More control. This smaller butane torch doesn’t burn as hot as MAPP gas and the pressure is lower, so you may find it works better for smaller pieces. 
Texture to the forefront. A consistently burned surface creates pronounced grain texture even in mild-grained species such as poplar (left). In a coarser-grained wood such as ash (right) the texture is even more striking. Note that both of these bowls were dead smooth before torching. 

Go with the grain. With the piece still on the lathe, brush with the grain to prepare the surface for the dye. You’ll notice a lot of the shiny black goes away, leaving a more matte, browner surface.

Give it the brush off

Once you achieve an even char over the surface(s) of your piece, the next step is to give it a thorough brushing to cut back on the blackening and increase the texture even further. You may need to experiment a bit to find the appropriate brush. On softer woods, I find a brush with stiff plastic bristles works well. With harder woods, a brass-bristle brush often does the trick. Be careful not to add cross-grain scratches or to mar the surface by bumping it with the brush’s handle. 

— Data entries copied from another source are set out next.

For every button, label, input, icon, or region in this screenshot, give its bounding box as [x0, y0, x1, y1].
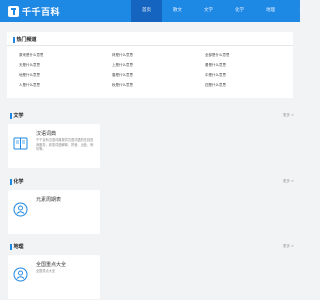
card-description: 千千百科汉语词典提供汉语词语的在线查询服务，收录词语解释、拼音、出处、例句等。	[36, 138, 94, 151]
title-accent-bar	[10, 178, 12, 185]
hot-link[interactable]: 全部是什么意思	[205, 52, 291, 58]
hot-channels-title-text: 热门频道	[16, 37, 37, 43]
hot-link[interactable]: 中是什么意思	[205, 72, 291, 78]
hot-channels-panel: 热门频道 原来是什么意思 林是什么意思 全部是什么意思 天是什么意思 上是什么意…	[7, 32, 293, 98]
hot-channels-title: 热门频道	[13, 36, 37, 43]
card-description: 全国重点大全	[36, 269, 56, 273]
section-title-text: 文学	[13, 113, 24, 119]
title-accent-bar	[13, 36, 15, 43]
nav-item-geography[interactable]: 地理	[255, 0, 286, 22]
site-logo[interactable]: 千千百科	[8, 5, 60, 18]
nav-item-home[interactable]: 首页	[131, 0, 162, 22]
hot-link[interactable]: 四是什么意思	[205, 82, 291, 88]
user-badge-icon	[13, 267, 28, 282]
card-title: 元素周期表	[36, 197, 62, 203]
divider	[7, 45, 293, 46]
nav-item-chemistry[interactable]: 化学	[224, 0, 255, 22]
book-icon	[13, 136, 28, 151]
top-header: 千千百科 首页 散文 文学 化学 地理 IT	[0, 0, 304, 22]
hot-link[interactable]: 天是什么意思	[19, 62, 112, 68]
card-title: 汉语词典	[36, 131, 57, 137]
section-title-text: 地理	[13, 244, 24, 250]
section-title-literature: 文学	[10, 112, 24, 119]
card-dictionary[interactable]: 汉语词典 千千百科汉语词典提供汉语词语的在线查询服务，收录词语解释、拼音、出处、…	[8, 124, 100, 168]
more-link[interactable]: 更多 >	[283, 244, 294, 249]
section-title-chemistry: 化学	[10, 178, 24, 185]
user-badge-icon	[13, 202, 28, 217]
title-accent-bar	[10, 243, 12, 250]
card-key-universities[interactable]: 全国重点大全 全国重点大全	[8, 255, 100, 299]
logo-icon	[8, 6, 19, 17]
more-link[interactable]: 更多 >	[283, 113, 294, 118]
card-periodic-table[interactable]: 元素周期表	[8, 190, 100, 234]
main-nav: 首页 散文 文学 化学 地理 IT	[131, 0, 317, 22]
card-title: 全国重点大全	[36, 262, 67, 268]
section-title-geography: 地理	[10, 243, 24, 250]
hot-link[interactable]: 地是什么意思	[19, 72, 112, 78]
hot-link[interactable]: 上是什么意思	[112, 62, 205, 68]
hot-link[interactable]: 春是什么意思	[112, 72, 205, 78]
nav-item-literature[interactable]: 文学	[193, 0, 224, 22]
more-link[interactable]: 更多 >	[283, 179, 294, 184]
section-title-text: 化学	[13, 179, 24, 185]
hot-link[interactable]: 原来是什么意思	[19, 52, 112, 58]
hot-link[interactable]: 林是什么意思	[112, 52, 205, 58]
hot-link[interactable]: 看是什么意思	[205, 62, 291, 68]
hot-link[interactable]: 人是什么意思	[19, 82, 112, 88]
nav-item-it[interactable]: IT	[286, 0, 317, 22]
logo-text: 千千百科	[22, 8, 61, 18]
nav-item-prose[interactable]: 散文	[162, 0, 193, 22]
title-accent-bar	[10, 112, 12, 119]
hot-links-grid: 原来是什么意思 林是什么意思 全部是什么意思 天是什么意思 上是什么意思 看是什…	[19, 52, 291, 88]
hot-link[interactable]: 秋是什么意思	[112, 82, 205, 88]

Follow the contour. Keep following the grain as you brush the inside of the bowl, this may require a kind of twisting stroke. 
Good, clean fun. The brushed surfaces should have an even sheen to them. On softer woods such as bigleaf maple burl, I use the plastic brushes shown. 

Polish away. With the lathe running, use 1000-grit abrasive paper to give the surface a final polish. After a few seconds, you’ll start to see some highlights on the raised surfaces (right).

Polishing your act

Brushing will leave the surfaces highly textured, but also a bit rough. Now it’s back to sandpaper to tame the roughness. You don’t want to abrade away all the work you just did with the torch and brush, you just want to polish the high spots and ease the jagged spots. Thoroughly blow off the dust when you’re finished, and rub on a thin coat of a fast-drying finish such as Doctor’s Woodshop Pens Plus, or Myland’s High Build Friction Polish to seal the wood and get it ready for the color. (For product sources, see page 62.)

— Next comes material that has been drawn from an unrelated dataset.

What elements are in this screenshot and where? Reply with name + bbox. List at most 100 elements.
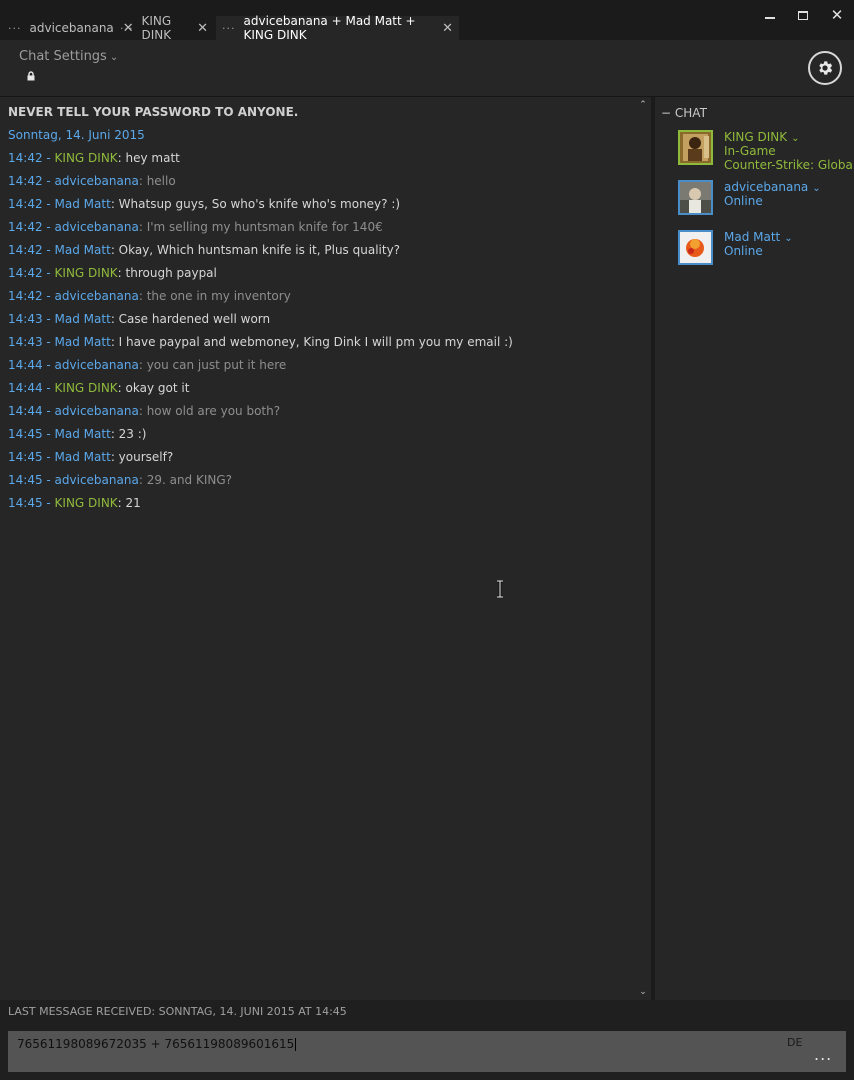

The blow off. After sanding, blow off the surface thoroughly to clean the dust out of the pores. You’ll see the surface transform from a frosted white to a clean brown.

Seal the surface. Dab the friction polish onto the surface with the lathe stopped (inset). Because the back of the bowl isn’t necessarily ready for finish, you don’t want to risk contaminating it as you might were the lathe spinning. Once the surface is coated, run the lathe to buff the finish and force it into the surface. 

The glory work

After all that prep work, it is time to add the color. The accent pastes I use come in small plastic jars. When you’re shopping, be sure to get gilding paste, rather than patina paste, as the latter doesn’t seem to work as well. With the lathe off, use your finger to apply the paste, vigorously rubbing it into the pores. Then turn the machine on to burnish the surface and increase contrast. Burnishing will help force the paste into the grain, while also removing it from the high spots. The resulting surface won’t need a further finish.

Rub it in. I find it works best to rub in the paste with my finger. This way I can really work it well into the pores. It wipes and washes off readily afterward so I don’t look like a smurf the rest of the day. Power-buff to polish and set the color.
Add the second color. Rub in the next color, being careful at the edges to keep the colors separate. Fortunately, you can readily remove the paste from previously buffed areas as long as you haven’t pushed it hard into the surface. 

Buff, buff, buff. With the lathe spinning at about 1800 RPM, buff the surface with a rag or paper towel. This is where you’ll be creating that beautiful mottled surface effect and remove any excess paste.

Endless possibilities. The results can be truly spectacular—you can transform the humblest of woods into some real jewels.